Using CoCreateInstance, the iDAFServer.dll library initializes a logger COM object of the following CLSID: 465DB11A-B20F-4C84-84B6-1EA5213D583A:
A brief look at OleViewDotNet (or at the registry) will show us that this logger COM class is implemented within the “daf_logger.dll” library, which means that once the COM object is initialized, this library will be loaded and the exported “DllGetClassObject” function will be called:
Once the DllGetClassObject function of the daf_logger.dll library is called, the imported AtlComModuleGetClassObject function is called:
We can see that this function is imported from atl110.dll, which causes the service to try and load this DLL.
The atl110.dll library is deployed with Microsoft Visual Studio Redistributable 2012 package, which wasn’t installed with the Check Point software, therefore, the DLL is missing.
There are two root causes for this vulnerability:
- The lack of safe DLL loading due to having an uncontrolled search path – In this case, it is necessary to use the SetDefaultDllDirectories function in order to control the paths from which a DLL can be loaded within the scope of the executable.
- No digital certificate validation is made against the binary. The program does not validate whether the DLL that it is loading is signed (for example, using the WinVerifyTrust function). Therefore, it can load an arbitrary unsigned DLL.
Potential Malicious Uses and Impact
Below we show three possible ways that an attacker can leverage the Check Point Device Auxiliary Framework Service vulnerability we discovered and documented above.
Signed Execution and Whitelisting Bypass
The vulnerability gives attackers the ability to load and execute malicious payloads using a signed service. This ability might be abused by an attacker, for example to achieve Application Whitelisting Bypass for purposes such as execution and evasion.
The vulnerability gives attackers the ability to load and execute malicious payloads in a persistent way, each time the service is loaded.

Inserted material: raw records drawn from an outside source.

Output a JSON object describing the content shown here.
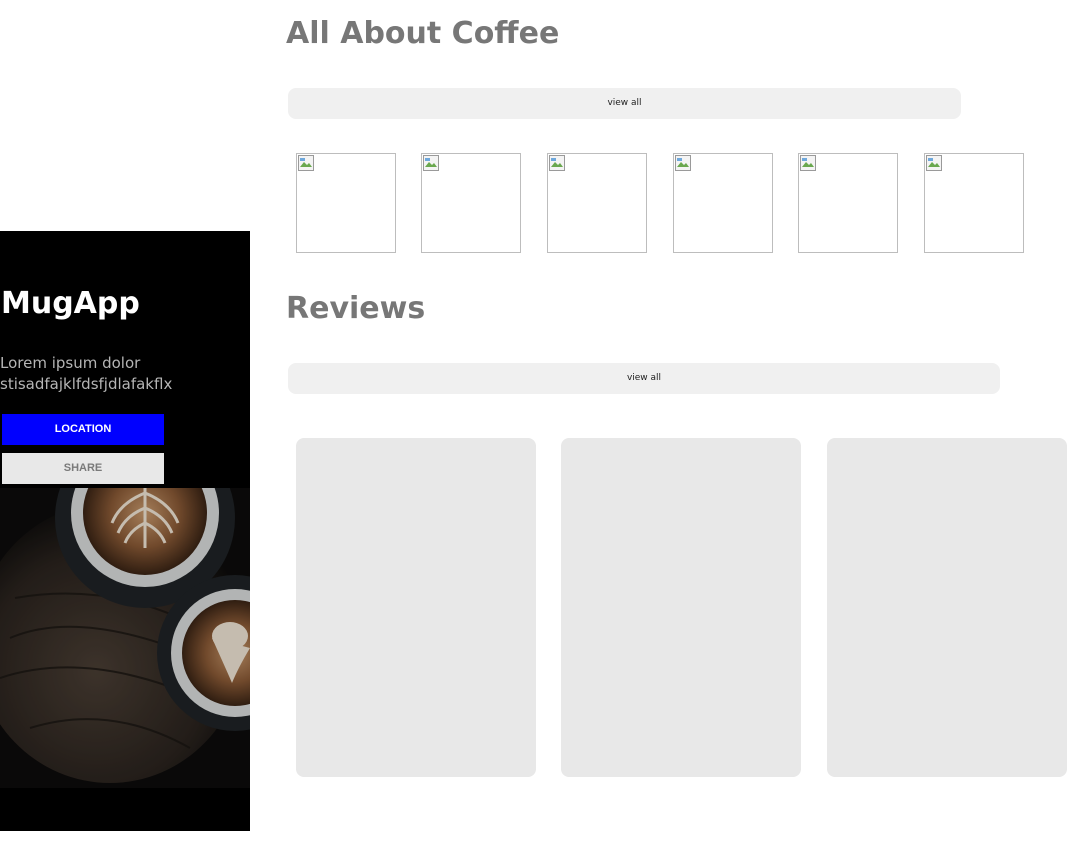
{
  "hero": {
    "title": "MugApp",
    "text": "Lorem ipsum dolor\nstisadfajklfdsfjdlafakflx",
    "location_label": "LOCATION",
    "share_label": "SHARE",
    "photo_icon": "coffee-latte-art-photo"
  },
  "coffee_section": {
    "title": "All About Coffee",
    "view_all_label": "view all",
    "thumbnails": [
      {
        "icon": "broken-image-icon"
      },
      {
        "icon": "broken-image-icon"
      },
      {
        "icon": "broken-image-icon"
      },
      {
        "icon": "broken-image-icon"
      },
      {
        "icon": "broken-image-icon"
      },
      {
        "icon": "broken-image-icon"
      }
    ]
  },
  "reviews_section": {
    "title": "Reviews",
    "view_all_label": "view all",
    "cards": [
      {},
      {},
      {}
    ]
  },
  "colors": {
    "hero_background": "#000000",
    "location_button": "#0000ff",
    "share_button": "#e8e8e8",
    "section_title": "#777777",
    "view_all_background": "#f0f0f0",
    "card_background": "#e8e8e8"
  }
}
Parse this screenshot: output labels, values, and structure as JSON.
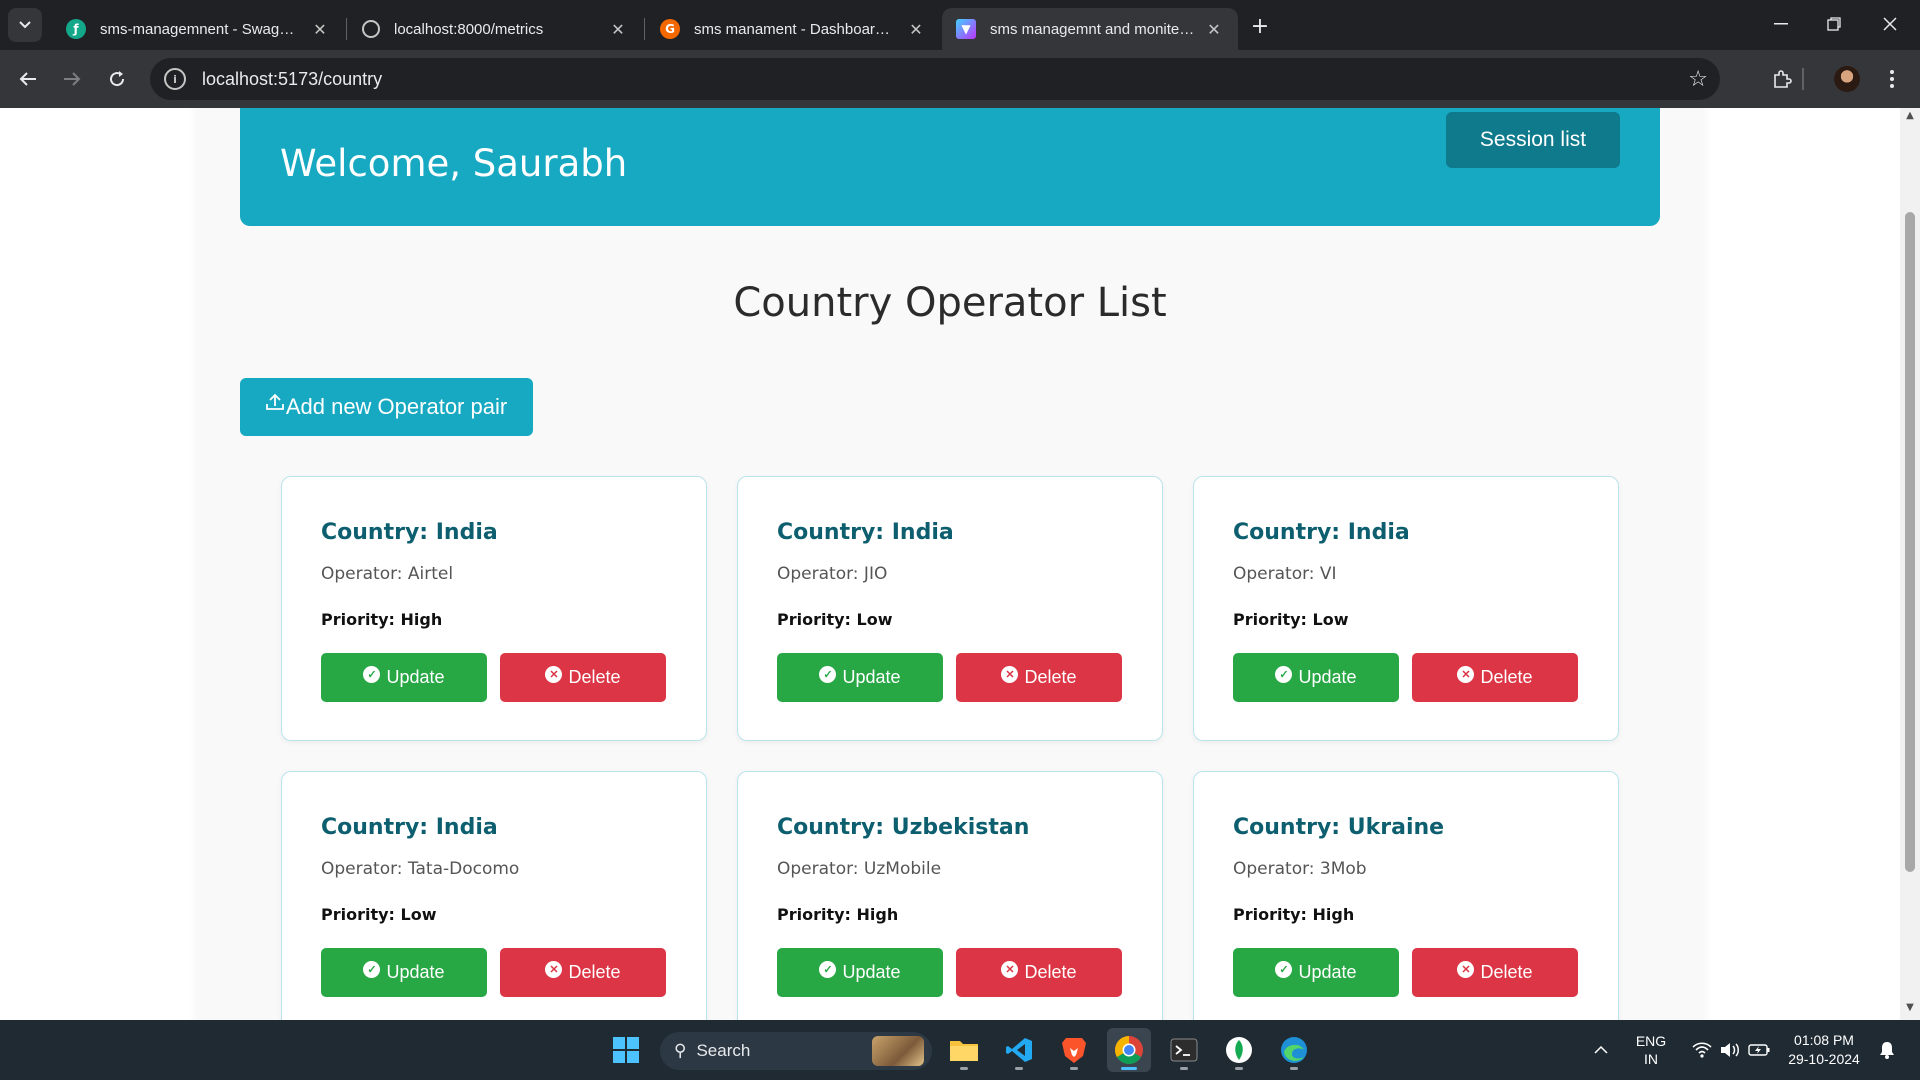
{
  "browser": {
    "tabs": [
      {
        "title": "sms-managemnent - Swagger UI",
        "favicon": "swagger-icon",
        "active": false
      },
      {
        "title": "localhost:8000/metrics",
        "favicon": "globe-icon",
        "active": false
      },
      {
        "title": "sms manament - Dashboards - Grafana",
        "favicon": "grafana-icon",
        "active": false
      },
      {
        "title": "sms managemnt and monitering",
        "favicon": "vite-icon",
        "active": true
      }
    ],
    "url": "localhost:5173/country"
  },
  "header": {
    "welcome": "Welcome, Saurabh",
    "session_button": "Session list"
  },
  "page": {
    "title": "Country Operator List",
    "add_button": "Add new Operator pair"
  },
  "cards": [
    {
      "country": "Country: India",
      "operator": "Operator: Airtel",
      "priority": "Priority: High",
      "update": "Update",
      "delete": "Delete"
    },
    {
      "country": "Country: India",
      "operator": "Operator: JIO",
      "priority": "Priority: Low",
      "update": "Update",
      "delete": "Delete"
    },
    {
      "country": "Country: India",
      "operator": "Operator: VI",
      "priority": "Priority: Low",
      "update": "Update",
      "delete": "Delete"
    },
    {
      "country": "Country: India",
      "operator": "Operator: Tata-Docomo",
      "priority": "Priority: Low",
      "update": "Update",
      "delete": "Delete"
    },
    {
      "country": "Country: Uzbekistan",
      "operator": "Operator: UzMobile",
      "priority": "Priority: High",
      "update": "Update",
      "delete": "Delete"
    },
    {
      "country": "Country: Ukraine",
      "operator": "Operator: 3Mob",
      "priority": "Priority: High",
      "update": "Update",
      "delete": "Delete"
    }
  ],
  "taskbar": {
    "search_placeholder": "Search",
    "language": "ENG",
    "region": "IN",
    "time": "01:08 PM",
    "date": "29-10-2024"
  },
  "colors": {
    "accent": "#17a9c2",
    "accent_dark": "#0e7a8c",
    "update": "#28a745",
    "delete": "#dc3545",
    "card_title": "#0d5f6f"
  }
}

That means that once the attacker drops a malicious DLL in a vulnerable path, the service will load the malicious code each time it is restarted.

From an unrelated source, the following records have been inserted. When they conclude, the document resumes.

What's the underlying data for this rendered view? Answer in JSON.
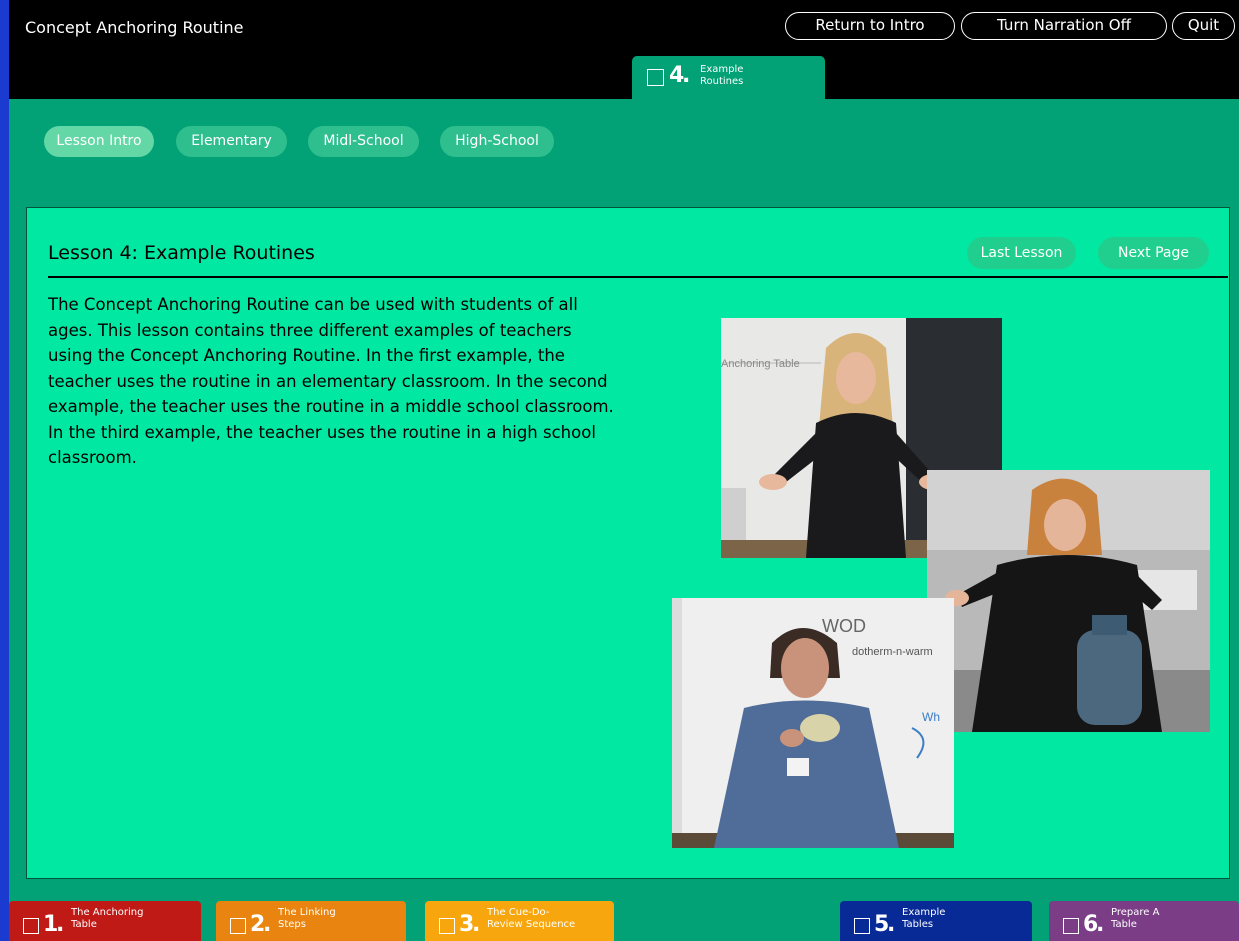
{
  "app_title": "Concept Anchoring Routine",
  "top_buttons": {
    "return": "Return to Intro",
    "narration": "Turn Narration Off",
    "quit": "Quit"
  },
  "active_tab": {
    "number": "4",
    "label_line1": "Example",
    "label_line2": "Routines"
  },
  "subnav": [
    "Lesson Intro",
    "Elementary",
    "Midl-School",
    "High-School"
  ],
  "lesson": {
    "title": "Lesson 4: Example Routines",
    "last_button": "Last Lesson",
    "next_button": "Next Page",
    "body": "The Concept Anchoring Routine can be used with students of all ages.  This lesson contains three different examples of teachers using the Concept Anchoring Routine. In the first example, the teacher uses the routine in an elementary classroom. In the second example, the teacher uses the routine in a middle school classroom. In the third example, the teacher uses the routine in a high school classroom."
  },
  "photos": {
    "photo1_board_text": "Anchoring Table",
    "photo3_board_text_1": "WOD",
    "photo3_board_text_2": "dotherm-n-warm",
    "photo3_board_text_3": "Wh"
  },
  "bottom_tabs": [
    {
      "number": "1",
      "line1": "The Anchoring",
      "line2": "Table",
      "color": "#c01a16"
    },
    {
      "number": "2",
      "line1": "The Linking",
      "line2": "Steps",
      "color": "#e8840f"
    },
    {
      "number": "3",
      "line1": "The Cue-Do-",
      "line2": "Review Sequence",
      "color": "#f7a60d"
    },
    {
      "number": "5",
      "line1": "Example",
      "line2": "Tables",
      "color": "#082a96"
    },
    {
      "number": "6",
      "line1": "Prepare A",
      "line2": "Table",
      "color": "#7a3d86"
    }
  ]
}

After an attacker gains access to a computer, he might have limited privileges which can limit access to certain files and data. The service provides him with the ability to operate as NT AUTHORITY\SYSTEM which is the most powerful user in Windows, so he can access almost every file and process which belongs to the user on the computer.
- Check Point Endpoint Security Initial Client for Windows – Below Version E81.30
- Files I used for analyzing the root cause:
- iDAFServerHostService.exe – 220.127.116.1125
- iDAFServer.dll – 18.104.22.16825
- daf_logger.dll – 22.214.171.12402
Aug 1th, 2019 – Vulnerability Reported
Aug 4th, 2019 – Initial Response from Check Point
Aug 6th, 2019 – Check Point asked for clarification
Aug 6th, 2019 – Check Point has confirmed the vulnerability
Aug 19th, 2019 – Check Point provided a schedule for a fix
Aug 27th, 2019 – Check Point has released a patched version (E81.30) , published an advisory and issued CVE-2019-8461.